Jun 04, 2026 at 11:16 am by admin


Dozens of publishers have already got together in the SPUR initiative, striving for a fair and transparent, well-functioning, AI licensing market for trusted journalism.

The new SPUR Coalition (Standards for Publishers Usage Rights) has expanded with the recruitment of 30 new members from across the new media industry, and of WAN-Ifra as a strategic partner and affiliate member.

Chief executive Stig Ørskov said the intention is that publishers have a collective voice in discussions about content protection, transparency, licensing and fair value exchange, one of the greatest needs expressed during its Marseille

Congress.

“With the new member cohort announced today, SPUR brings together 36 publishers and affiliate organisations, and it is consolidating quickly into a coordinated international movement,” hje said. “There is a real first-mover advantage in helping define the standards rather than inheriting them.”

The European Publishers Council has also joined as an affiliate member, a group which includes Digital Content Next (DCN), the Association of Online Publishers (AOP), Independent Publishers Alliance, Newsworks, the News/Media Alliance NMA US, Independent Media Association (IMA), News Media Canada, the Hungarian Publishersʼ Association, Hebdos Québec, the PPA (Professional Publishers Association) and PPA Magnetic.

Among those joining as standard members are a cohort of leading Canadian media organisations, SIPA Ouest-France, Ringier, Citywire, Sanoma Media Finland, Der Standard, Bonnier News and FD Mediagroep.
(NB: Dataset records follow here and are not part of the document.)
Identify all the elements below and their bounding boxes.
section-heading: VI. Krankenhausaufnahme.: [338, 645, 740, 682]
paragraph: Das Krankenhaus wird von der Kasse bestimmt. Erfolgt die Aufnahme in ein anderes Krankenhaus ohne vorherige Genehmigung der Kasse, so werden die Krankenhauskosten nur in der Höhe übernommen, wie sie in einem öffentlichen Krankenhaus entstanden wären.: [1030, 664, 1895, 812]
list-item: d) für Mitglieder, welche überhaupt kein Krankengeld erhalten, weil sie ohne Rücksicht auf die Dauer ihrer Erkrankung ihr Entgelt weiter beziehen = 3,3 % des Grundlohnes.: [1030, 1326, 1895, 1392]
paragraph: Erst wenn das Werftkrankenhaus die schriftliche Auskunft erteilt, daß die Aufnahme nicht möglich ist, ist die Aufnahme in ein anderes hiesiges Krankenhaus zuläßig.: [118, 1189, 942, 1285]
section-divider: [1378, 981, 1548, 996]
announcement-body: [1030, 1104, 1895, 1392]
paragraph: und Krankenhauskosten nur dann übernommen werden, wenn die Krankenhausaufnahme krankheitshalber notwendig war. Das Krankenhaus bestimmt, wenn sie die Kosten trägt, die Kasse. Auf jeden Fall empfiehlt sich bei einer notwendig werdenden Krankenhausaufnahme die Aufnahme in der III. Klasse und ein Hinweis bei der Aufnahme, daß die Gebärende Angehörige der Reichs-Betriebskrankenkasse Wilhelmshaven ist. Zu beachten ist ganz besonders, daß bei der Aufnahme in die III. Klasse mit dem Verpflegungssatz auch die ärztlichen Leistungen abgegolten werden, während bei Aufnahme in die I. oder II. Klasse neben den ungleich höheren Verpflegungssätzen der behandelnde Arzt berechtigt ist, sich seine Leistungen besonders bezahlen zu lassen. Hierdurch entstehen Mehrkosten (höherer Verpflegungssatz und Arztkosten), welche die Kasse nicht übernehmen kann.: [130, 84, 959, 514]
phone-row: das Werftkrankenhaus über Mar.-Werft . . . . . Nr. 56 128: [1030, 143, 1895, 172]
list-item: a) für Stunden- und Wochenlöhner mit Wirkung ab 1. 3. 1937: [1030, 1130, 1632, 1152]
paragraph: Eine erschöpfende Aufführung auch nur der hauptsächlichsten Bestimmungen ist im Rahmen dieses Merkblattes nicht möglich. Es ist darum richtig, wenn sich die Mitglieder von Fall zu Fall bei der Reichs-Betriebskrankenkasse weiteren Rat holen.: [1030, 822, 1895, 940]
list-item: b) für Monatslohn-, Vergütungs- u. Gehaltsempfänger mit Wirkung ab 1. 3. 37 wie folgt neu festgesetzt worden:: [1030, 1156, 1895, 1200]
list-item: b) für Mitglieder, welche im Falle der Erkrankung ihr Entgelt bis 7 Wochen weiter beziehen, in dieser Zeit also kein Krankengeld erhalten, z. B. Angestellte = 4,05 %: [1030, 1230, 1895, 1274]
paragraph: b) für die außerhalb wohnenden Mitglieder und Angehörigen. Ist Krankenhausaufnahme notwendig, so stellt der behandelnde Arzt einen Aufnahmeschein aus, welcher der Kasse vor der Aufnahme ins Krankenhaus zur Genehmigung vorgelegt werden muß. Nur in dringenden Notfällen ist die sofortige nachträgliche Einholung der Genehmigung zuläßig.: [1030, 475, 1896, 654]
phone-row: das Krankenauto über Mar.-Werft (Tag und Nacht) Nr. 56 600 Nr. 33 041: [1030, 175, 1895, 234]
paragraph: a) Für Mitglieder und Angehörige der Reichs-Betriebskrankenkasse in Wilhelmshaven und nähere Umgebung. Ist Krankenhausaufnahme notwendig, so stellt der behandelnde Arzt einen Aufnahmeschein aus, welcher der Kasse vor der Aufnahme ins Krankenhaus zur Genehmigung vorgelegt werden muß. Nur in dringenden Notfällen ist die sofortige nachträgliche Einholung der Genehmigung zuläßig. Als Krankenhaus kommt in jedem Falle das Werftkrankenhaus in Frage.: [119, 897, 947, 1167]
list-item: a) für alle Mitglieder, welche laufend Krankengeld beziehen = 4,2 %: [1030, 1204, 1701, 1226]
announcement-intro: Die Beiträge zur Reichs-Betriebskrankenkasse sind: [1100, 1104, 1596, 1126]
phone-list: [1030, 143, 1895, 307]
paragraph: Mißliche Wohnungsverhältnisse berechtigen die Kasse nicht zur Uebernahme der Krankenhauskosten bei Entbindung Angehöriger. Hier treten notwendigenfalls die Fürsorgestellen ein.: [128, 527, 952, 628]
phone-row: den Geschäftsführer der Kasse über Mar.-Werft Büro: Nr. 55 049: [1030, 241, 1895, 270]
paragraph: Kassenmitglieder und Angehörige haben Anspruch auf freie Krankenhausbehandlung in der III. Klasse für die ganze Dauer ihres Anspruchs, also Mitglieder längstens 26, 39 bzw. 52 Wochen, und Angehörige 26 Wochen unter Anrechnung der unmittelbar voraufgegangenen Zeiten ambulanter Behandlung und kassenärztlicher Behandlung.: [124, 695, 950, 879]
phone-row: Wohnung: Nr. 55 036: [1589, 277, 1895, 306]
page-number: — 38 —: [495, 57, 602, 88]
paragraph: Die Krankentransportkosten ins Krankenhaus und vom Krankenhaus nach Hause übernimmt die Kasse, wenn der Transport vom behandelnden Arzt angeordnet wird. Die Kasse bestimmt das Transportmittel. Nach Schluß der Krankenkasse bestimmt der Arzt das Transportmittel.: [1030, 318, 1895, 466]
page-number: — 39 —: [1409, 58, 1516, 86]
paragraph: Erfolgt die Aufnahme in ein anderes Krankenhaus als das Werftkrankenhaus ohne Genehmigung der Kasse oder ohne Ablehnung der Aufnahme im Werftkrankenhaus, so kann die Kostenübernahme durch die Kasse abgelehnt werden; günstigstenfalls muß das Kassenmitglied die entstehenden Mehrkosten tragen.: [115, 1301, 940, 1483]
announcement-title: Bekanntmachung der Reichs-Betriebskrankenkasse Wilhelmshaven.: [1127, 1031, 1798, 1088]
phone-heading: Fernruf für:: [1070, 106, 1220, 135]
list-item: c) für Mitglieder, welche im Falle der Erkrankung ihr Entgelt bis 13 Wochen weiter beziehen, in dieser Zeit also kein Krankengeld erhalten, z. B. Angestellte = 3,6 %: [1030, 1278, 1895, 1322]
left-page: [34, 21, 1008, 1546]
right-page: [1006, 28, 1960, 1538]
Joining as associate members are Times Higher Education, RNZ and AML Intelligence.

Anna Bateson, chief executive of founding member Guardian Media says the recruitment of 30 new members “gives SPUR the scale required to turn its mission into a global mandate.

“This collective strength will help legitimise the standards we create, safeguarding the intellectual property of publishers and providing AI developers with a route to scalable, sustainable licensing.”

SPUR has already made “significant progress” on its telemetry, the technical infrastructure that enables publishers to see, in real time, how AI systems are using their content. A telemetry standard, developed with SPUR members and technical partners, offers a framework for collaboration between content owners, AI platforms and intermediaries.